Esta misma distinción de gusto, este equilibrio del criterio y la carencia de un ideal propio, surgido del terruño natal, hacen que Mallorca esté en disposición de seguir en España aquella tendencia que sepa seducirla definitivamente. Desde hace diez años siente como un extraño prurito ó comezón de alas que pugnan por salir y tenderse al espacio; una caIenturilla, como dijo Alcover, de linfa vital recién inoculada. Vacila entre lo viejo y lo nuevo; entre el parlamentarismo caduco y la pavorosa amenaza catalana. Si de una manera real y honda ve aparecer la nueva España en el seno de las mismas razas que hasta ahora han preponderado, a ellos se abrazarán resueltamente. Si el nuevo ideal de vida europea lo realizan estas otras regiones Ievantinas y del Norte, se sentirá por ellas atraída. Al fin y al cabo, no habría en esto más que reproducción de un hecho histórico: en 1640, en los días, todavía brillantes, del Conde-Duque, se mantuvo contra Cataluña en la guerra de los «segadores»; sesenta años más tarde, en la vergonzosa herencia de CarIos el «Hechizado», abrazó la causa de Cataluña contra Felipe V.

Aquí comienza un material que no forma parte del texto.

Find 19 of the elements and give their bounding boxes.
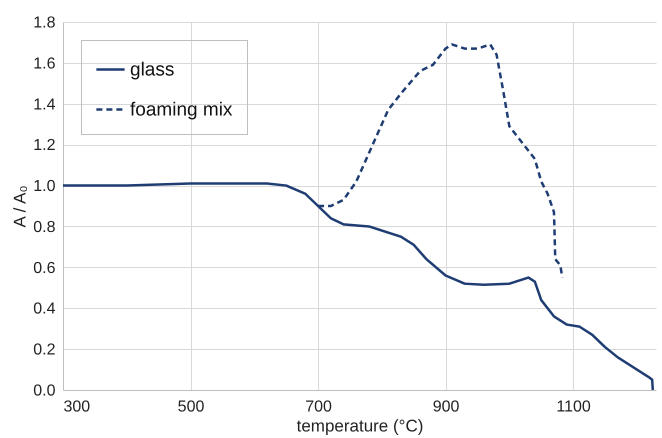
y-tick-label: 0.4 [33,300,56,318]
y-tick-label: 1.8 [33,14,56,32]
y-tick-label: 0.6 [33,260,56,277]
x-tick-label: 300 [64,398,90,416]
x-tick-label: 700 [305,398,332,416]
y-tick-label: 0.0 [33,382,56,400]
y-tick-label: 1.2 [33,137,56,154]
y-tick-label: 1.6 [33,55,56,72]
x-tick-label: 900 [432,398,460,416]
y-tick-label: 1.0 [33,178,56,196]
y-tick-label: 1.4 [33,96,56,114]
x-axis-title: temperature (°C) [296,416,424,436]
x-tick-label: 1100 [556,398,591,416]
y-axis-title: A / A₀ [10,185,30,228]
y-tick-label: 0.2 [33,342,56,359]
x-tick-label: 500 [178,398,204,416]
legend-label: glass [130,60,174,80]
legend-label: foaming mix [130,100,233,120]
y-tick-label: 0.8 [33,218,56,236]
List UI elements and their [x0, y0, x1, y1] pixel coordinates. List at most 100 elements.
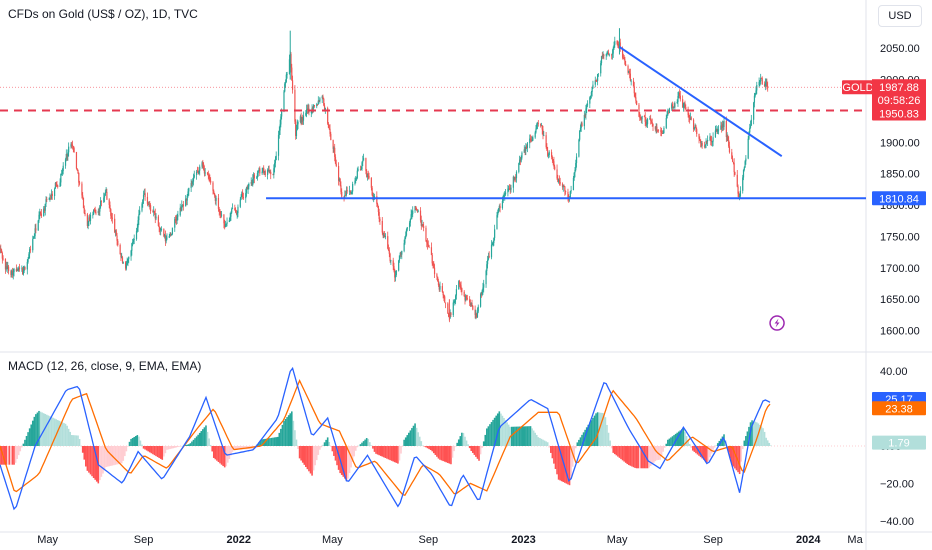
histogram-bar — [754, 421, 757, 446]
candle-body — [6, 265, 8, 270]
histogram-bar — [0, 446, 3, 465]
candle-body — [433, 267, 436, 275]
candle-body — [744, 161, 746, 168]
histogram-bar — [139, 440, 142, 446]
histogram-bar — [618, 446, 621, 458]
histogram-bar — [19, 446, 22, 452]
candle-body — [743, 167, 745, 170]
candle-body — [168, 236, 170, 238]
candle-body — [296, 124, 298, 130]
candle-body — [732, 161, 734, 163]
histogram-bar — [177, 446, 179, 448]
histogram-bar — [94, 446, 96, 480]
candle-body — [654, 126, 656, 130]
candle-body — [731, 152, 733, 159]
histogram-bar — [369, 442, 371, 446]
candle-body — [59, 182, 61, 187]
candle-body — [721, 125, 723, 128]
histogram-bar — [418, 436, 421, 446]
candle-body — [761, 78, 763, 85]
currency-button[interactable]: USD — [878, 5, 922, 27]
price-tick-label: 1850.00 — [880, 169, 920, 181]
histogram-bar — [242, 446, 245, 450]
candle-body — [367, 173, 369, 176]
histogram-bar — [571, 446, 574, 467]
histogram-bar — [425, 446, 427, 448]
candle-body — [707, 139, 709, 142]
histogram-bar — [228, 446, 231, 460]
histogram-bar — [668, 438, 671, 446]
histogram-bar — [417, 432, 419, 446]
candle-body — [142, 199, 144, 204]
candle-body — [428, 246, 430, 248]
histogram-bar — [501, 415, 504, 446]
candle-body — [389, 253, 391, 261]
candle-body — [329, 128, 331, 134]
histogram-bar — [356, 446, 359, 448]
histogram-bar — [216, 446, 218, 461]
histogram-bar — [540, 438, 543, 446]
candle-body — [753, 95, 756, 103]
histogram-bar — [300, 446, 302, 461]
candle-body — [650, 118, 652, 121]
histogram-bar — [755, 422, 758, 446]
candle-body — [43, 208, 45, 217]
histogram-bar — [325, 439, 327, 446]
candle-body — [694, 125, 696, 128]
candle-body — [671, 104, 673, 109]
countdown-tag: 09:58:26 — [878, 95, 921, 107]
candle-body — [685, 107, 687, 110]
histogram-bar — [731, 446, 733, 465]
histogram-bar — [478, 446, 480, 461]
candle-body — [636, 100, 638, 105]
candle-body — [247, 186, 249, 190]
histogram-bar — [81, 446, 84, 453]
histogram-bar — [496, 413, 499, 446]
histogram-bar — [21, 446, 23, 448]
candle-body — [518, 163, 520, 172]
histogram-bar — [592, 417, 594, 446]
histogram-bar — [721, 436, 724, 446]
candle-body — [690, 117, 692, 120]
histogram-bar — [198, 432, 201, 446]
histogram-bar — [517, 426, 519, 446]
histogram-bar — [106, 446, 109, 467]
histogram-bar — [99, 446, 101, 481]
candle-body — [591, 88, 593, 93]
candle-body — [508, 188, 510, 190]
histogram-bar — [414, 423, 416, 446]
candle-body — [267, 169, 269, 171]
candle-body — [214, 195, 216, 201]
histogram-bar — [191, 441, 193, 446]
candle-body — [100, 200, 103, 202]
candle-body — [639, 116, 641, 118]
candle-body — [754, 93, 756, 96]
candle-body — [618, 46, 620, 48]
candle-body — [745, 158, 747, 162]
histogram-bar — [208, 438, 210, 446]
candle-body — [426, 240, 428, 243]
candle-body — [356, 170, 358, 178]
candle-body — [755, 90, 757, 94]
histogram-bar — [621, 446, 624, 461]
candle-body — [280, 116, 282, 125]
histogram-bar — [53, 418, 56, 446]
histogram-bar — [551, 446, 554, 459]
candle-body — [640, 119, 642, 121]
candle-body — [241, 192, 243, 197]
candle-body — [171, 227, 174, 235]
candle-body — [705, 140, 707, 146]
histogram-bar — [565, 446, 568, 484]
candle-body — [77, 170, 79, 174]
candle-body — [237, 206, 239, 214]
candle-body — [421, 224, 423, 226]
histogram-bar — [507, 424, 510, 446]
candle-body — [581, 123, 583, 127]
histogram-bar — [180, 446, 182, 447]
histogram-value-tag-bg — [872, 435, 926, 450]
candle-body — [157, 216, 159, 227]
candle-body — [426, 242, 429, 245]
histogram-bar — [169, 446, 171, 450]
candle-body — [504, 194, 506, 197]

Cómplices de tal inopia y pasividad, son este clima espléndido, esta naturaleza virgiliana y exquisita. «La verde Helvecia, bajo el cielo de la Calabria, con la solemnidad y el silencio del Oriente», que Aurora Dupin descubrió en Mallorca, infunde como una placidez y ensueño regalado, un «otium divos» a que es muy difícil sustraerse. Así se engendra un pueblo de artistas: artistas de la vida, artistas de la palabra, de la idea y del color. Por encima de las ruinas y disgregaciones de que he hablado, flota el alma tradicional y poética de Mallorca, llena de fantasía piadosa, de tranquila resignación y contentamiento. Palpita en sus consejas o «rondalles», en sus canciones populares y sus melodías, impregnadas de misteriosa somnolencia oriental. La musa de Mallorca, ruborosa y campesina, espiga en los rastrojos, como Ruth, y ofrece, como Rebeca, su agua el caminante, a la vera del pozo antiguo. No tiene, en el mismo grado que la musa galaica, el poder elegiaco y el don de lágrima o de ternura arrulladora; pero es suave, «añorívola», fresca y muy sana. Un innato sentimiento de la armonía ha atemperado aquí y como regularizado los furores románticos y los mismos edificios góticos: así la Lonja y el castillo de Bellver. Lo nuevo y lo viejo, las pasiones modernas y las leyendas feudales, todo pasa por este baño de serenidad clásica. El insigne colector de los romances castellanos, D. Agustín Durán, se compenetró admirablemente de tal espíritu al versificar, en «Las torronjas del vergel del amor», una de las más sugestivas consejas mallorquinas.

Desde 1840 hasta nosotros, ha soplado sobre Mallorca un aliento de alta y salubre poesía. Literariamente se ha adherido la isla a la restauración de la lengua catalana, uno de cuyos dialectos habla todavía en todas las clases sociales. La esterilidad poética –de poesía culta– durante los tres siglos de abandono del nativo idioma, se ha compensado en cincuenta años. Los dos Aguiló, Roselló, Peña, Costa, son altas encarnaciones de la inspiración genuinamente insular. En el «clair de Iune» de esta restauración romántica, como en la transparencia de un lago, se ha contemplado Mallorca a sí misma y ha divagado en dulce soliloquio. A la poesía catalana continental, han aportado los isleños su canon de pureza y de tranquilo equilibrio, enemigos siempre de las cosas extremadas, siempre más enamorados de lo perfecto que de lo grande. ¿Serán estos ensueños de adolescencia y esta divagación lírica precursores de una fuerte y robusta virilidad?